Paul was “grieved” by the actions of an evil spirit in Acts 16:16-18. This is the same Greek word translated grieved in Acts 4:2, where the priests, the captain of the temple and the Sadducees were grieved that the apostles were preaching the resurrection of the dead through Jesus. Other translations render that word in Acts 16:18 as annoyed, greatly annoyed, exasperated, and sore troubled. However you want to express it, Paul was in a bad mood, but he commanded the spirit to come out in the name of Jesus Christ and it left.
Elijah was “subject to like passions as we are” (James 5:17-18), but that didn’t stop him from performing miracles.

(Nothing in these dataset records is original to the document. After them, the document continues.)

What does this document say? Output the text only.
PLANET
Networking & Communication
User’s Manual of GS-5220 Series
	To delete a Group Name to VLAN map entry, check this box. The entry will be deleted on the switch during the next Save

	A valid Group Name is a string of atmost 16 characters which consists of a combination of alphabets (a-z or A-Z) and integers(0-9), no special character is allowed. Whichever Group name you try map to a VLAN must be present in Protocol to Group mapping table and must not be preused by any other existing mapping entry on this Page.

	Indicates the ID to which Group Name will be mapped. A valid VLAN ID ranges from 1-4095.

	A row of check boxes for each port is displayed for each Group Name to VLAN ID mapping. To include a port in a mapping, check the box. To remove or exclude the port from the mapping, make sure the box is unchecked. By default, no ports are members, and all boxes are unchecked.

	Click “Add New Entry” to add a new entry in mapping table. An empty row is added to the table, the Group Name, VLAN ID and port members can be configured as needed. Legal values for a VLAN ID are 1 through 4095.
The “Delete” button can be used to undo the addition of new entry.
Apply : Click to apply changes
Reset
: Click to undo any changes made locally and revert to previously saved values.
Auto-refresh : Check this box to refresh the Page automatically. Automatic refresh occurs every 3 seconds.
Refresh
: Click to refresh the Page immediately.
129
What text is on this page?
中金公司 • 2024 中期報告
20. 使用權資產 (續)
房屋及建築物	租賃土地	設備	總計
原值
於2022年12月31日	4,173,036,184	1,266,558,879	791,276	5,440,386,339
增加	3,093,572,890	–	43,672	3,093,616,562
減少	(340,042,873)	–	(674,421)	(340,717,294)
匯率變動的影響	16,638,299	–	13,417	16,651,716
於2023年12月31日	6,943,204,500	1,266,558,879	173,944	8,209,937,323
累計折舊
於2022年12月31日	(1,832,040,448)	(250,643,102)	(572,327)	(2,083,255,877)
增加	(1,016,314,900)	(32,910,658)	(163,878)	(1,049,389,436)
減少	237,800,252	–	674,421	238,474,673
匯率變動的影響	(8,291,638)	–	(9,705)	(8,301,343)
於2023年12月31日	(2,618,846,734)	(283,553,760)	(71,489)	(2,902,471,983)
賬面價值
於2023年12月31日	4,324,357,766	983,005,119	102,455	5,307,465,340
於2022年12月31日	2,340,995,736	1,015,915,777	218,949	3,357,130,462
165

In Mark 3:1-5, Jesus was grieved because of the hardness of the hearts of the people in the synagogue, but he told the man with the withered hand to stretch forth his hand, and the man was healed.
I don’t think anyone could think Jesus wasn’t in a bad mood in the account below, but He healed blind and lame people anyway!
Matthew 21:12-14:
And Jesus went into the temple of God, and cast out all them that sold and bought in the temple, and overthrew the tables of the moneychangers, and the seats of them that sold doves,
And said unto them, It is written, My house shall be called the house of prayer; but ye have made it a den of thieves.
And the blind and the lame came to him in the temple; and he healed them.
We are to do the works Jesus did (John 14:12). If He could minister healing when He was upset, so can we! Your authority is based on the Word, not on your emotions.
When it comes to spiritual gifts, God uses you in them completely by grace. That means that your performance, your conduct and your track record with God so far has nothing to do with them. Nothing in Scripture hints that you can’t be used in spiritual gifts if you got into a spat with someone before the service. In fact, I’ve heard a couple preachers testify that they got into a fight with their wives before the service and yet there was a wonderful move of the Spirit through them. One asked God how he could have done that and he said that God told him it was just a reminder that it wasn’t “him” doing what the Spirit did.